Based on his reporting, he believes Morrison did overdose at the club, but that it was shortly before his death – not the same night – and that he survived the experience.
“It just seems likely that if he died in the toilet of a nightclub, it would have come out before now,” Davis says.
Morrison came to Paris in March 1971 at a troubled time in his life.
At a 1969 concert in Florida, he was accused of exposing his genitals to the audience. He was convicted of indecent exposure and profanity, and the episode led to promoters canceling concerts and earned the band a stream of negative publicity.
Morrison left for Paris with his appeal pending. There, he lived in a Right Bank apartment with his girlfriend, Pamela Courson, and he wandered the streets, sightseeing and toting around a plastic bag containing his writings.
He gained so much weight as to become almost unrecognizable, and his health suffered.
Morrison spent “practically every night” at the Rock and Roll Circus, where stars like Roman Polanski and Marianne Faithfull were regulars, says Bernett, who managed the hip Left Bank nightclub.

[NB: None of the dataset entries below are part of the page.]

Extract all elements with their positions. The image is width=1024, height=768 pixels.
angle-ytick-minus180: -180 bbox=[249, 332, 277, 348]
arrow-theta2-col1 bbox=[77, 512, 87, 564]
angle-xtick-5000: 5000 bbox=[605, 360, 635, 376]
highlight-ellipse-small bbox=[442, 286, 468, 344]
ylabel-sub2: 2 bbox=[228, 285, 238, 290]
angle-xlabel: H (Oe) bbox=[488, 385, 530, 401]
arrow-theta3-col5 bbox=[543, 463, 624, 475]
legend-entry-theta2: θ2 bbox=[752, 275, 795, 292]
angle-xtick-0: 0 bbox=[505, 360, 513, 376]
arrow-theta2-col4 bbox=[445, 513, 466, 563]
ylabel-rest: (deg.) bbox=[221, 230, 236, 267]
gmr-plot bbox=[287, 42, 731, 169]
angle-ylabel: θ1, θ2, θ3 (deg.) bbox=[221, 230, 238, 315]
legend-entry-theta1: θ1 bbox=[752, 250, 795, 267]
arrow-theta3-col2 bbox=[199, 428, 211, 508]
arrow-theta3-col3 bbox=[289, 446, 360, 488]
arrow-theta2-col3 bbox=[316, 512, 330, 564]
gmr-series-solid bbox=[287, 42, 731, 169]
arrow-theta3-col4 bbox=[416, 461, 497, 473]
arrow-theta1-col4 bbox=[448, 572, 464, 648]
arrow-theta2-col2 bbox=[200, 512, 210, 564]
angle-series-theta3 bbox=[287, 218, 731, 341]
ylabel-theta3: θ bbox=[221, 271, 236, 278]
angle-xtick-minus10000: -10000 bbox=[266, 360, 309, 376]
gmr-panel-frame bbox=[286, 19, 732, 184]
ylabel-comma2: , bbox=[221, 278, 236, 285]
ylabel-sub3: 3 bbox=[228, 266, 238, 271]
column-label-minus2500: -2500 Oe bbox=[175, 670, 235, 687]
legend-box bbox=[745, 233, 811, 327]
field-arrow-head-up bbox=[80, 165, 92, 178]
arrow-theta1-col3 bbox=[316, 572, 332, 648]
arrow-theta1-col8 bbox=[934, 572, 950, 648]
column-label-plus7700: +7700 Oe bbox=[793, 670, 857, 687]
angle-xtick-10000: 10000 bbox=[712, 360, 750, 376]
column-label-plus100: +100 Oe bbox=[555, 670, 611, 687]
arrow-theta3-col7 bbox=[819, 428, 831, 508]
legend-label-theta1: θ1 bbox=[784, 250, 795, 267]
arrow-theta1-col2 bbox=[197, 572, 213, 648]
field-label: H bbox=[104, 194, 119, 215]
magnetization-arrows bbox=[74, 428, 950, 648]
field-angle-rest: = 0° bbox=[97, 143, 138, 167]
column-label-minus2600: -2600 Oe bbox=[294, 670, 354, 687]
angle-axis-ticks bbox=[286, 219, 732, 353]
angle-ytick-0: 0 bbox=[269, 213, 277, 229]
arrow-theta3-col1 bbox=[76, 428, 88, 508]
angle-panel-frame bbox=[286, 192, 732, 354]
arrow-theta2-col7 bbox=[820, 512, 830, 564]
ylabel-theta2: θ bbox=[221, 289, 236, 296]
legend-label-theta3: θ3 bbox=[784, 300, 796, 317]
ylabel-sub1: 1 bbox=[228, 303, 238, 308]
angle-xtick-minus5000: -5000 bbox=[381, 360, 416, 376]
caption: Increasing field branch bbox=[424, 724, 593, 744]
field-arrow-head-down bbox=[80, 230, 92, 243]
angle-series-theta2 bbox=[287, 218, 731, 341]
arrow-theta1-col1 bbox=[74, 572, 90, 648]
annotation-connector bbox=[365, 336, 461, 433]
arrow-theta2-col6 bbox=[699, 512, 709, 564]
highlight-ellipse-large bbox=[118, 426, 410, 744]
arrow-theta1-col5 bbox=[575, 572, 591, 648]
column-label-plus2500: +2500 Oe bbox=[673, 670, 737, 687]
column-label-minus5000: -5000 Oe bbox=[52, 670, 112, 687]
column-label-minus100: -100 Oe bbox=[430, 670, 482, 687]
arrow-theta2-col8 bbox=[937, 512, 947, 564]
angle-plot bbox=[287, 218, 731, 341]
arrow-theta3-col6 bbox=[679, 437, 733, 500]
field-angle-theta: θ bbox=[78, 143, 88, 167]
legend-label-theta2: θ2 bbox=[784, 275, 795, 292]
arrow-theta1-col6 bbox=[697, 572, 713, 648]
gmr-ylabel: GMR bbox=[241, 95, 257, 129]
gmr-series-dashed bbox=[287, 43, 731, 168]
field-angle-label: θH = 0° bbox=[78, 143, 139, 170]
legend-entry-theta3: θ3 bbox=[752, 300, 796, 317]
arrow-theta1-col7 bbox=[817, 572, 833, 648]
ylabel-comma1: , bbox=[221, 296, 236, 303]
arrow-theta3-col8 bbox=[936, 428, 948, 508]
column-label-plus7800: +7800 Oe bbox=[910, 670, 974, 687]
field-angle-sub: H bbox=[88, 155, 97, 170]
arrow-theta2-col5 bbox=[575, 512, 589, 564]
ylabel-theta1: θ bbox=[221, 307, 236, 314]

Around 1 a.m. on July 3, 1971, Morrison went to the club and was joined by two men – drug dealers who sold him heroin for Courson, Bernett says.
At one point, Bernett noticed that Morrison had disappeared. Later, he says, the bouncer broke down the door of a locked toilet stall, and they discovered Morrison unresponsive.
Bernett says he asked a doctor, a club customer, to examine the singer.
“When we found him dead, he had a little foam on his nose, and some blood too, and the doctor said, ‘That must be an overdose of heroin,’ ” says Bernett.
He adds that he did not see Morrison take any heroin that night, but that the singer was known to sniff the drug because he was afraid of needles.
Bernett says the two drug dealers insisted Morrison was just unconscious and carried him out of the club. Though he says he wanted to call the paramedics and authorities, the club’s owner ordered him to keep quiet to avert a scandal.
Courson, who died three years later of an overdose, told police an entirely different story.
She said the couple went to the movies and out for dinner that night, listened to records and fell asleep.
According to her testimony in police records, Morrison awoke in the night feeling ill and took a hot bath. Courson said she found him dead in the tub.
Morrison was buried in Pere Lachaise cemetery, in a small ceremony without fanfare, on July 7, 1971. No autopsy was performed.